L'angoscia del giornalista di fronte ad André Ventura.

Perché quando devono intervistare il leader di Chega, giornalisti e commentatori diventano improvvisamente stupidi? La scena si ripete da anni. Nessuno sembra disposto o in grado di fare domande ad André Ventura. Sono lì per contraddirlo, per confutarlo, per insultarlo. Non sono, e non sono mai stati, così con nessun altro intervistato. Álvaro Cunhal, che nel 1975 cercò di abortire la democrazia in Portogallo, è sempre stato intervistato con civiltà, nonostante le sue inevitabili "lamentele".
Gli intervistatori, con i loro insulti, guadagnano qualcosa da André Ventura? No. Questo è forse l'aspetto più assurdo di tutta questa faccenda. Di intervista in intervista, tutti avrebbero dovuto ormai imparare che Ventura non si lascia intimidire dalla maleducazione ed è preparato alle trappole. Ci si aspetterebbe anche che sapessero un'altra cosa: che gli attacchi dell'intervistatore danno a Ventura un enorme vantaggio. Gli altri intervistati devono rispondere alle domande, altrimenti rischiano di apparire insensibili; a Ventura non resta che ribattere e vendicarsi con aggressioni e pietre.
Giornalisti e commentatori non se ne rendono conto? Le persone, pur non essendo stupide, si comportano come se lo fossero solo per due motivi: o quando non capiscono la situazione, o quando, capendola, la paura – la peggiore delle emozioni – le paralizza al punto da renderle incapaci di agire in modo intelligente. Il segreto dell'intervista ad André Ventura mi sembra stia qui: in presenza di Ventura, il giornalista e il commentatore sono persone spaventate. Ma non è Ventura a spaventarli. Sono gli altri: tutti coloro che l'intervistatore immagina lo stiano guardando, ascoltando o leggendo mentre intervista André Ventura. È la pressione di questa folla immaginaria che rende stupido l'intervistatore.
L'assedio che la sinistra e parte della destra hanno imposto ad André Ventura non ha dissuaso 1,5 milioni di portoghesi dal fare di Chega, in sei anni, il secondo partito parlamentare. Non si sono lasciati intimidire. Ma coloro che lottano per posti di lavoro, posizioni e preminenza nel sistema mediatico, sono rimasti terrorizzati. L'argomentazione secondo cui a Chega non si dovrebbe "dare una piattaforma" o che Chega non può essere "normalizzato" ha trasformato l'intervista ad André Ventura nell'esercizio di giornalismo più pericoloso in Portogallo. Di fronte a Ventura, l'intervistatore sa che tutti lo stanno osservando. Lascerà parlare Ventura? Lo tratterà come qualsiasi altro intervistato? Guai a lui: commetterà il crimine di "dargli una piattaforma" e "normalizzarlo". Pertanto, la preoccupazione principale dell'intervistatore, di fronte a Ventura, non è quella di farlo rispondere alle domande, ma di prendere le distanze da lui, di dimostrare di non avere nulla a che fare con lui, attraverso la tattica primitiva di affrontarlo e insultarlo.

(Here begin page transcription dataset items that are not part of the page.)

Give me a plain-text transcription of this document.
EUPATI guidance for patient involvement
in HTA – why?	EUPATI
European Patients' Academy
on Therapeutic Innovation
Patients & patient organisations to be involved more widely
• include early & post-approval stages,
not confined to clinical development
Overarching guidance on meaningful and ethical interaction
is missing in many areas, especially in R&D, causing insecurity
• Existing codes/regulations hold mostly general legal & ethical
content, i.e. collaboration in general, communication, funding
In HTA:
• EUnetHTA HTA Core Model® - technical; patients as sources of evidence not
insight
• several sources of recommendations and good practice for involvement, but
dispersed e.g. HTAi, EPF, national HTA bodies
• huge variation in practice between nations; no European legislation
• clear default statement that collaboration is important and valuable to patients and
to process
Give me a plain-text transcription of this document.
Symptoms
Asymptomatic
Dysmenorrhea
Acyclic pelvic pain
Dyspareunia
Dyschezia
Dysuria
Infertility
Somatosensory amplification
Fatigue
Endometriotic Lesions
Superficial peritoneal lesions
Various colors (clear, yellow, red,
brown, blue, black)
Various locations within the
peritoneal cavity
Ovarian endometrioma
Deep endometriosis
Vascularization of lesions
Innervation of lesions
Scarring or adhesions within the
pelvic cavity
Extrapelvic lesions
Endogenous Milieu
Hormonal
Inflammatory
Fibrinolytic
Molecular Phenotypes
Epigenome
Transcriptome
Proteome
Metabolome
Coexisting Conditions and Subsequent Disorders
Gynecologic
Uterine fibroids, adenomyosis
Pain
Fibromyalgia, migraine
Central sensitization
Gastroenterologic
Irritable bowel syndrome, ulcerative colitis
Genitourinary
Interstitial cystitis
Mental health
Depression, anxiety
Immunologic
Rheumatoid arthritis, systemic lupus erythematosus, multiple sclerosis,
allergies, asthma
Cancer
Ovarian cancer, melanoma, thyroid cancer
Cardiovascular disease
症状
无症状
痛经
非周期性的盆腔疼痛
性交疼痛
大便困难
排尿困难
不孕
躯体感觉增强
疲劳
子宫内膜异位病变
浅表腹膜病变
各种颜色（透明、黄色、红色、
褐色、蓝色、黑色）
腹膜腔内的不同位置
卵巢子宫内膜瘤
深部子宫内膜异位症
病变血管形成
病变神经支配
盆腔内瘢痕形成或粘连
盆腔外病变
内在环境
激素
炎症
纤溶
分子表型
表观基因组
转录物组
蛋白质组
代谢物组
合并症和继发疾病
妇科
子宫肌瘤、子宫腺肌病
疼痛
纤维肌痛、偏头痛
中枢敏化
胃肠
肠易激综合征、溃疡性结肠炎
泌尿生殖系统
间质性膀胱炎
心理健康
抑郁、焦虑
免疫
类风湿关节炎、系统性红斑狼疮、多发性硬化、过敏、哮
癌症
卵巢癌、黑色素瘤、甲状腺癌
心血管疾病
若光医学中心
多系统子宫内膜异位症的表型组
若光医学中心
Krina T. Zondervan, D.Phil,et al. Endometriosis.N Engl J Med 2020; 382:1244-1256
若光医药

Nel giornalismo ci sono attivisti anti-Chega. Ma anche la manifestazione di pregiudizio, essendo così palese, deve essere spiegata, perché è la regola, rispetto a tutto il resto e per una questione di professionalità, che i giornalisti cerchino di apparire imparziali. Solo di fronte a Ventura il fanatico crede di poter o addirittura di dover smascherare il suo fanatismo. Persino l'attivista più impegnato si sente in dovere di mostrare un zelo eccessivo. Non è meno spaventato.
In un'intervista con Ventura, è come se l'intervistato non fosse Ventura, ma l'intervistatore. Per gli intervistatori, funziona come una sorta di colloquio di lavoro. È un'opportunità per dimostrare di non avere nulla a che fare con Ventura e, quindi, di meritare la considerazione e le posizioni che ricoprono o a cui aspirano. Proprio come quando valutano i dibattiti di Ventura, non pensano al leader di Chega, ma ai colleghi e ai compagni di partito che potrebbero accusarli di simpatizzare con il diavolo o di avere poca fede, e farli "cancellare". Non sono interessati alla verità, solo a essere accettati.